Ski Sunday with attitude is totally sick, dude!
The exhilarating new double act of Ski Sunday and High Altitude leaves Antonia Quirke utterly exhausted
Hello, I'm Graham Bell, downhill racer, and I'm Ed Leigh, professional snowboarder. Welcome to the BBC's new-look Ski Sunday, which is all about going higher, faster and harder than ever before.
Have you any idea how terrifying the mountains can be? The mountains are awesome, the risks we take are huge. In the Ski Sunday café Ed and Graham sit around listening to the Arctic Monkeys. Graham is a compact, ferrety kind of guy and Eddie is a raver.
Today it's the men's downhill race in Kitzbuhel, Austria. Who will be able to tame the terrible beast this year? Cut to a shot of the mountain. "That is hideous!" yells Eddie. "Now I know why all downhillers are as mad as meat axes!!"
Cut to the supermodel Jodie Kidd jumping up and down croaking, "It's terrifying!" Graham turns to camera and says, "This is no place for chickens. Only the strongest of the brave will survive." Seven men in highly coloured lycra hurtle past in time for Songs of Praise.
Four hours later over on BBC2 it's the debut of the programme High Altitude in which Graham and Eddie get to prove they too are unashamed thrill seekers on a constant search for the next perilous adventure.
Graham has a confession: it's been his life-long ambition to ski off the top of Mont Blanc. The camera's jaw drops. Budgets are running thin - how to deal with this maverick! Just how mental is this guy? Right in front of us he's hatching a plan to push his mind and body to the limit by climbing from Italy wearing ski boots in an outrageous attempt on the summit.
Graham treks purposefully out of shot, giving us time to let it all sink in. Later he confesses he's taking two guides, and 10-times British ski champion Noel Baxter with him, in case. Cut to Noel who is magically there already, confirming from behind glare-resistant shades that he's up for it and totally ready to get mental. The pair go inside a wooden cabin for a nap.
Panning round, the camera takes in a cluster of chalets twinkling in the dusk inside which people are doubtless pulling off their snowboots and gently fornicating: the one reason anyone in their right mind goes skiing. That, and the memory of David Vine standing amateurishly half-way up a slope with a ringing hangover wearing a sheepskin car coat.

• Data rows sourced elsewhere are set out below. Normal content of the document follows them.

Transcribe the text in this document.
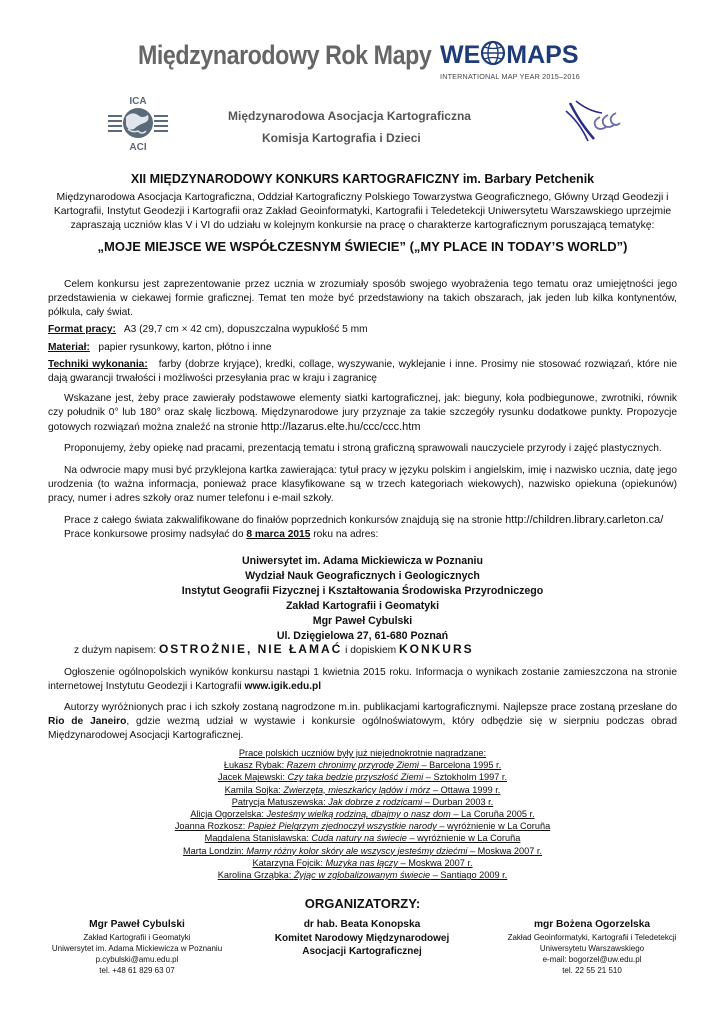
Międzynarodowy Rok Mapy WE MAPS
INTERNATIONAL MAP YEAR 2015–2016
ICA
ACI
Międzynarodowa Asocjacja Kartograficzna
Komisja Kartografia i Dzieci
XII MIĘDZYNARODOWY KONKURS KARTOGRAFICZNY im. Barbary Petchenik
Międzynarodowa Asocjacja Kartograficzna, Oddział Kartograficzny Polskiego Towarzystwa Geograficznego, Główny Urząd Geodezji i Kartografii, Instytut Geodezji i Kartografii oraz Zakład Geoinformatyki, Kartografii i Teledetekcji Uniwersytetu Warszawskiego uprzejmie zapraszają uczniów klas V i VI do udziału w kolejnym konkursie na pracę o charakterze kartograficznym poruszającą tematykę:
„MOJE MIEJSCE WE WSPÓŁCZESNYM ŚWIECIE” („MY PLACE IN TODAY’S WORLD”)
Celem konkursu jest zaprezentowanie przez ucznia w zrozumiały sposób swojego wyobrażenia tego tematu oraz umiejętności jego przedstawienia w ciekawej formie graficznej. Temat ten może być przedstawiony na takich obszarach, jak jeden lub kilka kontynentów, półkula, cały świat.
Format pracy: A3 (29,7 cm × 42 cm), dopuszczalna wypukłość 5 mm
Materiał: papier rysunkowy, karton, płótno i inne
Techniki wykonania: farby (dobrze kryjące), kredki, collage, wyszywanie, wyklejanie i inne. Prosimy nie stosować rozwiązań, które nie dają gwarancji trwałości i możliwości przesyłania prac w kraju i zagranicę
Wskazane jest, żeby prace zawierały podstawowe elementy siatki kartograficznej, jak: bieguny, koła podbiegunowe, zwrotniki, równik czy południk 0° lub 180° oraz skalę liczbową. Międzynarodowe jury przyznaje za takie szczegóły rysunku dodatkowe punkty. Propozycje gotowych rozwiązań można znaleźć na stronie http://lazarus.elte.hu/ccc/ccc.htm
Proponujemy, żeby opiekę nad pracami, prezentacją tematu i stroną graficzną sprawowali nauczyciele przyrody i zajęć plastycznych.
Na odwrocie mapy musi być przyklejona kartka zawierająca: tytuł pracy w języku polskim i angielskim, imię i nazwisko ucznia, datę jego urodzenia (to ważna informacja, ponieważ prace klasyfikowane są w trzech kategoriach wiekowych), nazwisko opiekuna (opiekunów) pracy, numer i adres szkoły oraz numer telefonu i e-mail szkoły.
Prace z całego świata zakwalifikowane do finałów poprzednich konkursów znajdują się na stronie http://children.library.carleton.ca/
Prace konkursowe prosimy nadsyłać do 8 marca 2015 roku na adres:
Uniwersytet im. Adama Mickiewicza w Poznaniu
Wydział Nauk Geograficznych i Geologicznych
Instytut Geografii Fizycznej i Kształtowania Środowiska Przyrodniczego
Zakład Kartografii i Geomatyki
Mgr Paweł Cybulski
Ul. Dzięgielowa 27, 61-680 Poznań
z dużym napisem: OSTROŻNIE, NIE ŁAMAĆ i dopiskiem KONKURS
Ogłoszenie ogólnopolskich wyników konkursu nastąpi 1 kwietnia 2015 roku. Informacja o wynikach zostanie zamieszczona na stronie internetowej Instytutu Geodezji i Kartografii www.igik.edu.pl
Autorzy wyróżnionych prac i ich szkoły zostaną nagrodzone m.in. publikacjami kartograficznymi. Najlepsze prace zostaną przesłane do Rio de Janeiro, gdzie wezmą udział w wystawie i konkursie ogólnoświatowym, który odbędzie się w sierpniu podczas obrad Międzynarodowej Asocjacji Kartograficznej.
Prace polskich uczniów były już niejednokrotnie nagradzane:
Łukasz Rybak: Razem chronimy przyrodę Ziemi – Barcelona 1995 r.
Jacek Majewski: Czy taka będzie przyszłość Ziemi – Sztokholm 1997 r.
Kamila Sojka: Zwierzęta, mieszkańcy lądów i mórz – Ottawa 1999 r.
Patrycja Matuszewska: Jak dobrze z rodzicami – Durban 2003 r.
Alicja Ogorzelska: Jesteśmy wielką rodziną, dbajmy o nasz dom – La Coruña 2005 r.
Joanna Rozkosz: Papież Pielgrzym zjednoczył wszystkie narody – wyróżnienie w La Coruña
Magdalena Stanisławska: Cuda natury na świecie – wyróżnienie w La Coruña
Marta Londzin: Mamy różny kolor skóry ale wszyscy jesteśmy dziećmi – Moskwa 2007 r.
Katarzyna Fojcik: Muzyka nas łączy – Moskwa 2007 r.
Karolina Grząbka: Żyjąc w zglobalizowanym świecie – Santiago 2009 r.
ORGANIZATORZY:
Mgr Paweł Cybulski
Zakład Kartografii i Geomatyki
Uniwersytet im. Adama Mickiewicza w Poznaniu
p.cybulski@amu.edu.pl
tel. +48 61 829 63 07
dr hab. Beata Konopska
Komitet Narodowy Międzynarodowej
Asocjacji Kartograficznej
mgr Bożena Ogorzelska
Zakład Geoinformatyki, Kartografii i Teledetekcji
Uniwersytetu Warszawskiego
e-mail: bogorzel@uw.edu.pl
tel. 22 55 21 510
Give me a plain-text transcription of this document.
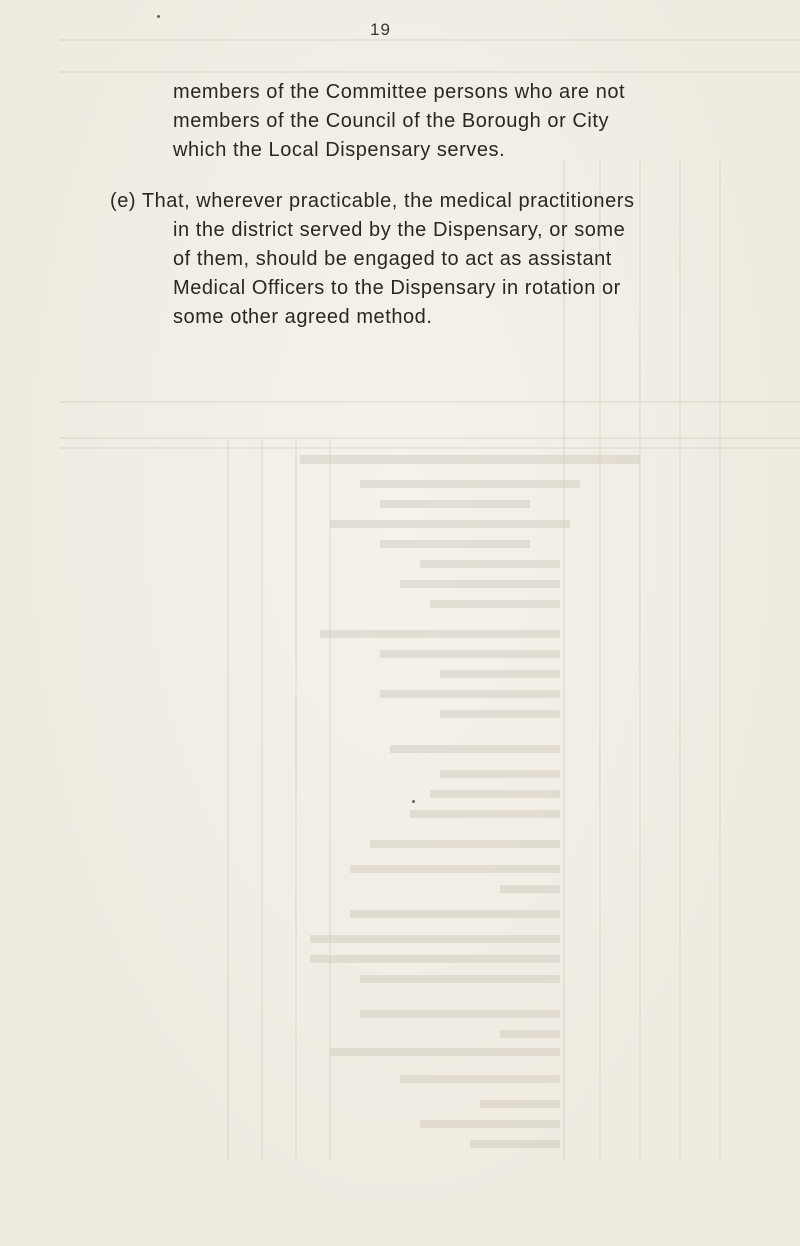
19
members of the Committee persons who are not
members of the Council of the Borough or City
which the Local Dispensary serves.
(e) That, wherever practicable, the medical practitioners
in the district served by the Dispensary, or some
of them, should be engaged to act as assistant
Medical Officers to the Dispensary in rotation or
some other agreed method.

Back at the chalet it’s a thumbs down to the weatherSki Sunday had a lovely semi-pro feel to it then. You'd tune in just for the landscape, for the half hour of beautiful snow and the bits of dissolve from one part of a race to another. Even the word 'Val d'Isere' sounded like it came from a dream - one in which Konrad Bartelski actually came second. We once had a skier called Konrad, don't you know? But he wasn't much cop.
Back at the chalet the snow hitting the window catches Graham's eagle eye. A thumbs down to the weather. It's bad news: they're going to have to leave straight after dinner. "This is a big shock to me," says Noel, his face stiffening. "Going out after dinner? That's going to be huge."
Graham looked at the clock. "The seconds flicker by rather slowly when you watch them," said John Updike. "And there are 2,209,032,000 in a life of seventy years." Cue music from the movie Gladiator as the pair pack their emergency sachets of dehydrated Boeuf Bourgignon and head for the door.
PS. They nearly made it to the top, but Noel got a headache. "He's a tough guy, and he's fit, but fitness isn't the only thing..." said Graham, eyeballing his companion on the descent, as though he were an ex he'd ordered 14 years previously to wait in the car.